Apostel-2 has protected women from an ineffective drug.
The authors also state that all other drugs are equally ineffective because no maintenance tocolysis trial has shown a reduction in adverse fetal outcomes. But they don’t mention the only trial of maintenance tocolysis with the safest licensed drug used for this purpose, atosiban. It’s not easy to access, so here’s a copy (Valenzuela 2000). And here’s the main trial figure, upper line atosiban continued after 48 hours, lower line placebo after 48 hours. The figure is censored at 36 weeks.

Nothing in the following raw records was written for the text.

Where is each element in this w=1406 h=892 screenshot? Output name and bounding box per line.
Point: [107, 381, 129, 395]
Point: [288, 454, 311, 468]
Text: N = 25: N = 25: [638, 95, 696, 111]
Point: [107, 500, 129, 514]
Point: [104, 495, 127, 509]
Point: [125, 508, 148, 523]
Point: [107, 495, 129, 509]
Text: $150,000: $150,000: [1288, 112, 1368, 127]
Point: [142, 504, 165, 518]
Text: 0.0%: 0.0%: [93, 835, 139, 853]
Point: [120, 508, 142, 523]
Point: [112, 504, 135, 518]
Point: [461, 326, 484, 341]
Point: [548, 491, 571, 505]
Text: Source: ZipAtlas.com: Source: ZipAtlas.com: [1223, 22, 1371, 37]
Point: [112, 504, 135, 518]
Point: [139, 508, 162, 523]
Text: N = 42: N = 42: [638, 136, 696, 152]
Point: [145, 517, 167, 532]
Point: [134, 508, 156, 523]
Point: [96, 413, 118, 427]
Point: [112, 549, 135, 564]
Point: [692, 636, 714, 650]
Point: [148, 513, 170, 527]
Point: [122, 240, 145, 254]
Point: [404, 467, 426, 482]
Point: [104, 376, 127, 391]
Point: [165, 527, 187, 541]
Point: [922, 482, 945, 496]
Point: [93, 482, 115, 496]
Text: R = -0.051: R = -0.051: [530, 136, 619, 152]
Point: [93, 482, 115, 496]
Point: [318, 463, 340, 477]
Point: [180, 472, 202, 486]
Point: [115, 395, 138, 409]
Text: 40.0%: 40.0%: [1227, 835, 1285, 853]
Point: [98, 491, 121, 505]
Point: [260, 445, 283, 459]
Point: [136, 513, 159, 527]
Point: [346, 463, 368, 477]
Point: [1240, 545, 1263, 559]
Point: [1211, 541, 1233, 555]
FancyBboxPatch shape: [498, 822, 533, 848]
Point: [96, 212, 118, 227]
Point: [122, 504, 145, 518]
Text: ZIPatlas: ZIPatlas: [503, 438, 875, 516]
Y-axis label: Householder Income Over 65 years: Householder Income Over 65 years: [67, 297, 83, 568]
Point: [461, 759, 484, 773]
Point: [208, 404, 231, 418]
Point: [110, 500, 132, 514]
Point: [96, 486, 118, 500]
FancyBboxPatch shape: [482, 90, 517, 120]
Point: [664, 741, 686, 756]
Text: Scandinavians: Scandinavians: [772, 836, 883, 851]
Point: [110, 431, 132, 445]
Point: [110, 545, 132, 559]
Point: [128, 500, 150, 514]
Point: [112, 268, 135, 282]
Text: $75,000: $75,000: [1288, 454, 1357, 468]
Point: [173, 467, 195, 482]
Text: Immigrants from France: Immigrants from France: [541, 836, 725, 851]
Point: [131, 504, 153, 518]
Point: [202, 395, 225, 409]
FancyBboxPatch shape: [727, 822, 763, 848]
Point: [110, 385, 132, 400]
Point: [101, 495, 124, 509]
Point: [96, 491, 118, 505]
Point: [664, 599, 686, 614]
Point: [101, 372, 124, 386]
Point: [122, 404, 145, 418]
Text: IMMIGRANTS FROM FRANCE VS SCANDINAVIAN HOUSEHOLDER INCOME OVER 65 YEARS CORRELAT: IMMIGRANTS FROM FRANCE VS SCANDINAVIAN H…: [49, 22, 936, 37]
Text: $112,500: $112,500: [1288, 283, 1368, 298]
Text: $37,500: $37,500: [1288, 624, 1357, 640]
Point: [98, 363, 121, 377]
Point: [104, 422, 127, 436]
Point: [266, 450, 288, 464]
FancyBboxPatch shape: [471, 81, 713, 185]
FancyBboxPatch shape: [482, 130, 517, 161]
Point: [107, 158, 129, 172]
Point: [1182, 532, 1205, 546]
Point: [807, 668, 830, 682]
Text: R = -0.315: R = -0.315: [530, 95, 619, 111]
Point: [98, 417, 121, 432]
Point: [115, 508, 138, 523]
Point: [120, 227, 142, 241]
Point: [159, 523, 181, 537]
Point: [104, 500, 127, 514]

Note 1 – these figures don’t show the same things. The upper (Apostel-2 trial of nifedipine) shows the proportion undelivered at each time point – no difference. The lower (Valenzuela trial of atosiban) shows the proportion undelivered and not given an alternative tocolytic – atosiban has a modest beneficial effect. Neither drug reduced adverse fetal outcomes. Nevertheless both trials were double blind and placebo controlled, so the lower graph is measuring a real effect of the drug.
In the absence of fetal compromise, ruptured membranes, infection or bleeding, maintenance tocolysis with atosiban remains a reasonable treatment for extremely pre-term labour.
Note 2 – I have received lecture fees from Ferring, the manufacturer of atosiban, and served on their advisory board. I oppose using unlicensed drugs when a licensed alternative exists, and have criticised the poor quality of many trials of nifedipine.